Checking Obama's promises on flexible-fuel cars

How successful has President Barack Obama been at expanding the market for flexible-fuel vehicles, which can run on an ethanol-gasoline blend?
How successful has President Barack Obama been at expanding the market for flexible-fuel vehicles, which can run on an ethanol-gasoline blend?

During the 2008 presidential campaign, Barack Obama promised to boost flex-fuel vehicles in two ways -- through federal purchasing and by mandates on carmakers. Despite some progress more broadly on bolstering alternative vehicles, such as electric plug-ins, Obama has fallen short on both promises.

Flexible fuel vehicles are designed to run either on gasoline or on a blend of up to 85 percent ethanol, a format known as E85. Beyond a few mechanical modifications, flex-fuel vehicles are identical to gasoline-only models.   

One of Obama’s promises was to "work with Congress and auto companies to ensure that all new vehicles have flexible fuel capability ... by the end of his first term in office." We found that while Obama isn't at the end of his first term yet, he didn’t seem likely to achieve this goal.
Flex-fuel vehicles in use have risen in recent years, expanding from almost none on the road in the early 1990s to 504,297 in use in 2009. But the twin challenges of weak demand and limited availability of E85 at gas stations has held back the market.
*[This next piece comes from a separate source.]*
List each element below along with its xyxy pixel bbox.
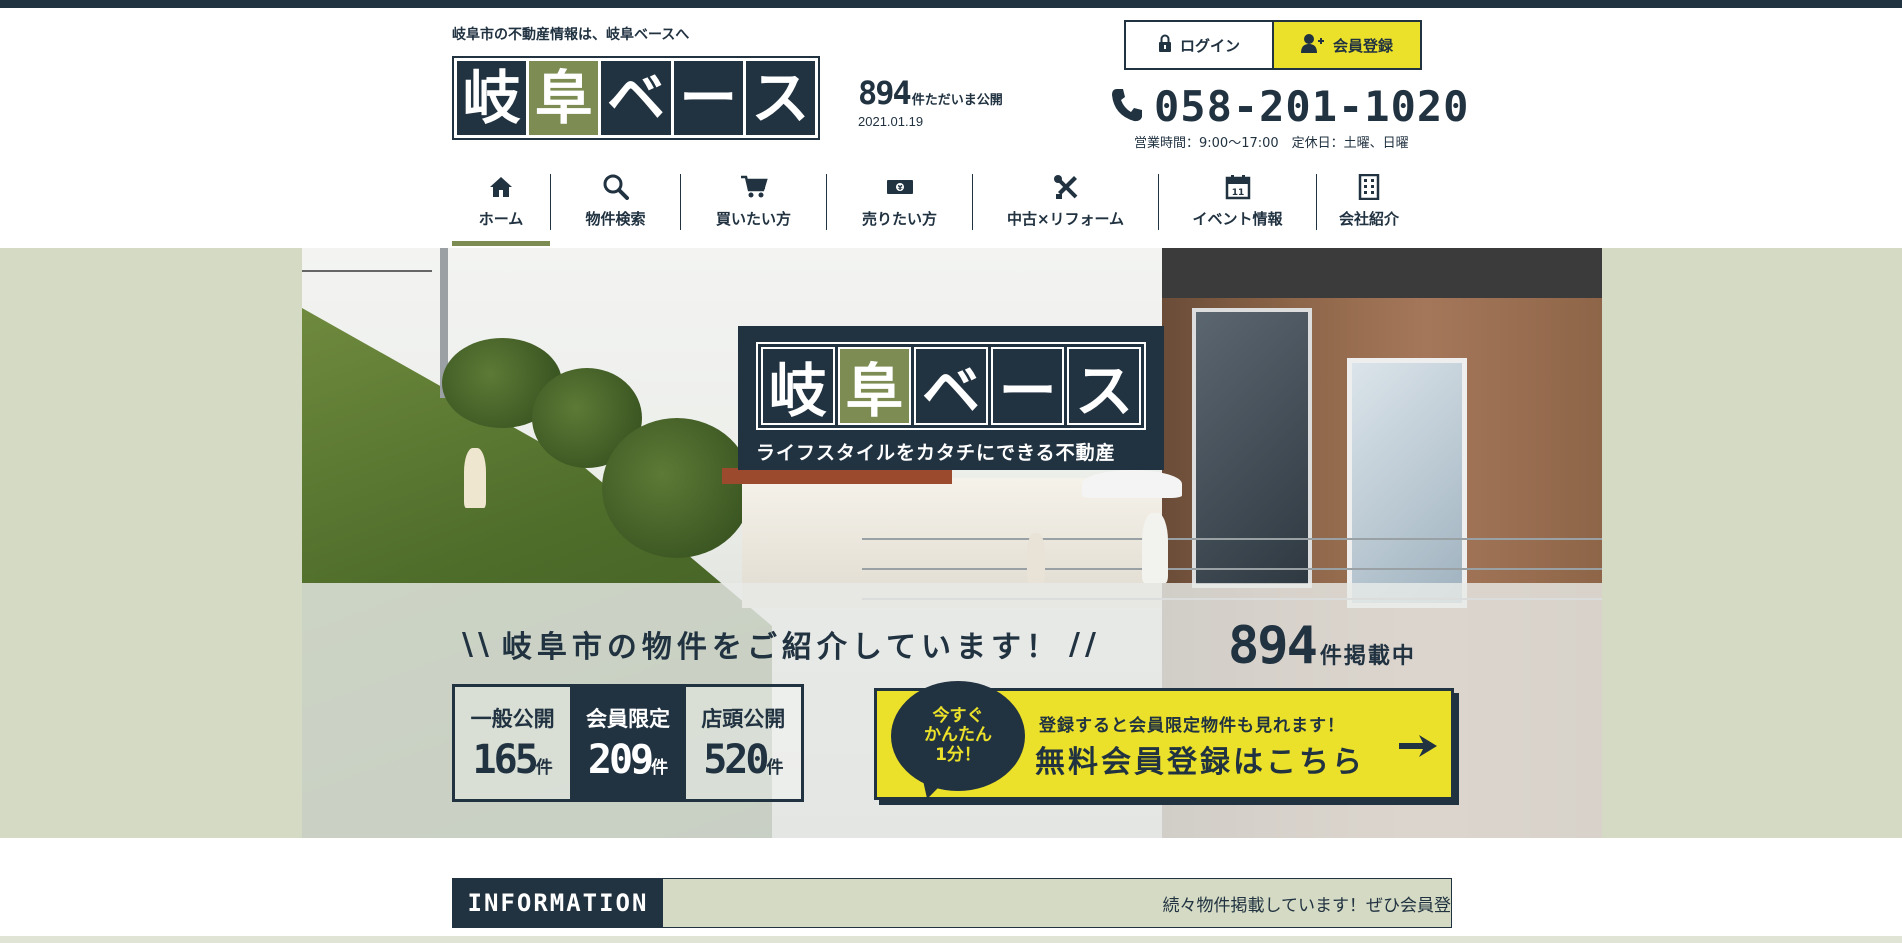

In 2009, there were 805,777 E85 vehicles "made available" -- that is, sold or leased by the manufacturer or converted from traditional vehicles. That's only a small share of the almost 9.2 million light duty vehicles sold in the United States that year.

Meanwhile, the Biofuels Market Expansion Act of 2011 was introduced in January 2011, but it has only four sponsors in the Senate and doesn’t appear to be going anywhere in this session.

And the future looks even more challenging with the expiration of a federal tax credit for ethanol at the start of 2012. "Without the 38-cent-per-gallon subsidy that went away Jan. 1, E85 prices are moving up," the Minneapolis Star-Tribune reported. "It's still cheaper than gasoline, but the shrinking difference may not be enough to compensate drivers who get fewer miles per gallon because of the fuel's lower energy content."

If circumstances change between now and January 2013, we'll reconsider, but the outlook for this promise seems so dim for now that we’re rating it a Promise Broken.

As for the second promise -- "when I'm president, I will make sure that every vehicle purchased by the federal government" has a flexible-fuel tank -- this one has fallen short too.

Federal data show that 41 percent of federal vehicle purchases in 2010 were for E85 vehicles. That's clearly not "every vehicle," as Obama had promised. And while it does represent an notable increase compared to five years earlier, it's actually a slight decrease in percentage terms compared to 2008, the year before Obama took office. The absolute number of E85 cars also dropped between 2009 and 2010, according to the data.
The vehicle-purchase numbers look more favorable to Obama if you add together all types of vehicles that aren't traditional gasoline or diesel. In 2008, alternative-fuel vehicles collectively accounted for 44 percent. In 2010, that number rose to nearly 52 percent.
So Obama has made gains in boosting federal purchases of alternative-fuel vehicles, but on the specific promise he made, the numbers show that he's nowhere near bringing it to completion. We rated this a Promise Broken.